Him: "what's your boob size?"
Me: stare of death (apparently futile)
Him: "B?"
Me: look of condescending superiority
Him: "C??"
Me: look of condescending smugness
Him: "nice"

Naturally, none of this prevented me from having lunch with him where he alternately ignored me in favour of his (not one but) two (!) blackberries and told me stories about the girls he has slammed/dated in the past. Truly charming.

Douchebag, on the other hand, was considerably better behaved today. We went downstairs for a mid-afternoon sugar break and, when we were waiting for the elevator, he said, "you're a very pretty girl, you know that?" I rolled my eyes and shot him a mental, "fuck you, I'm a woman not a girl, moron".

Hmm, maybe the problem is actually men + elevators.

Saturday, November 7, 2009

aSSHAT

What more can a girl ask for? Asshat. Where are you Asshat?

Thursday, November 5, 2009

Perfection

Today is turning out to be pretty perfect. This morning I got called for an interview for the only job to which I have applied since I finished school. It's pouring rain and sunny and I'm under the rainbow (not sure if this means I'm the pot of gold or the leprechaun) and there are dump trucks and steam rollers working outside my window. MFV sent me chocolates from Daniel le chocolat Belge for my birthday and I just ate a hazelnut mouse. It was like having a party in my mouth. I mean, really, what else can a girl ask for?

Wednesday, November 4, 2009

2^ 5 has been the best birthday ever

I just had the best birthday ever. MFV phoned at 11.30 to wish me a happy almost birthday and we probably talked for a couple of hours about stuff and stuff. It was tough to get up in the morning but it sorta felt like Christmas - minus that whole having to go to work thing. I got my free birthday latte from Starbucks - yay! - and my coworkers took me out to lunch which was so surprising and really nice. I really did not expect that at all. I even brought my lunch today which I NEVER do.

In the afternoon, I met up with my financial advisor.
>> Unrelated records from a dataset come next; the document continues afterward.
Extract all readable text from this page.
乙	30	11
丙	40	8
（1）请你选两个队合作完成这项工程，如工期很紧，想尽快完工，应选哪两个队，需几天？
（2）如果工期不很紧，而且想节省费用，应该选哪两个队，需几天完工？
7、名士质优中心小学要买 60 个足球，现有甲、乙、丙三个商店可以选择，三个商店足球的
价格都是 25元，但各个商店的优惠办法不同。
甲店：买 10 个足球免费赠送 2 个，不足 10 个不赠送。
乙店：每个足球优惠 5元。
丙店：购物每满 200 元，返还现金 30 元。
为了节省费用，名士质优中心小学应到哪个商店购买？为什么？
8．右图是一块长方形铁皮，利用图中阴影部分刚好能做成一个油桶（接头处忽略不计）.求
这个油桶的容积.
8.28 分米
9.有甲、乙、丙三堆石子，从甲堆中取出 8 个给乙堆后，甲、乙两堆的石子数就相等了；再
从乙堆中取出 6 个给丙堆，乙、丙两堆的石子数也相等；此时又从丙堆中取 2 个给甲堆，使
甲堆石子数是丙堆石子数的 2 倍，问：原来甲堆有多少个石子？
That was my birthday present to myself. I didn't lose as much as I thought in the last couple of years. Only around 4 or 5% of my portfolio. This was due to sheer dumb luck. When I last saw her in 2007, I had intended to buy a place in 2008 so we moved a lot out of equity into money market. Then, because I didn't see her for 2 years, we never moved it back out and I weathered the storm quite nicely. Actually, I should give her more credit for that. I'm sure that if I had been too aggressive with my equity balance, she would have let me know. She also asked me about my target retirement age. Whether I was looking at 60 or 55. I laughed and said 55 would be nice but, considering that I'm 32 years old today and still don't own a house, I doubt I can do both. She said she would run some numbers and see what happens.

Then the girls came over this evening for dinner. Pink dress made vegetarian chili which is phenomenal. Our mutual friend brought wine and cheese, all of which were fabulous. She also brought over molten chocolate lava mini cakes. Oh lord. And my belly dance teacher brought herself and some cheery spirits. It was really nice. It was good to feel loved. Also, my facebook wall literally exploded today. It was really unexpected and overwhelming and touching to feel so much love in my life.

But the icing on my cake might have been unexpectedly receiving a gift in the mail from MFV. He mailed me a Moroccan teapot stuffed with chocolates from Daniel le chocolat Belge. And a really sweet card. I might be falling in love with that stupid boy.

Sunday, November 1, 2009

Teeter-totter

Did you know that, in the UK, they call teeter-totters "see-saws"? I grew up with see-saws. I feel like I'm on one right now. It sucks ass. On Friday afternoon, I talked to the other guy at the office. That man could sell crap to a crap salesman (sorry to whomever I plagiarized that from but it's apt and I would reference you if I remembered who you were, seriously). Anyway, I'm now waffling between 90% and 99% decided on the west coast. So much so that I'm started to get all weepy and shit thinking about the people I will be leaving behind. Again. I even got all teary when douchebag texted me, "i don't want you to go". Faaaak. But I want to go. I do. I just wish I could take everyone with me.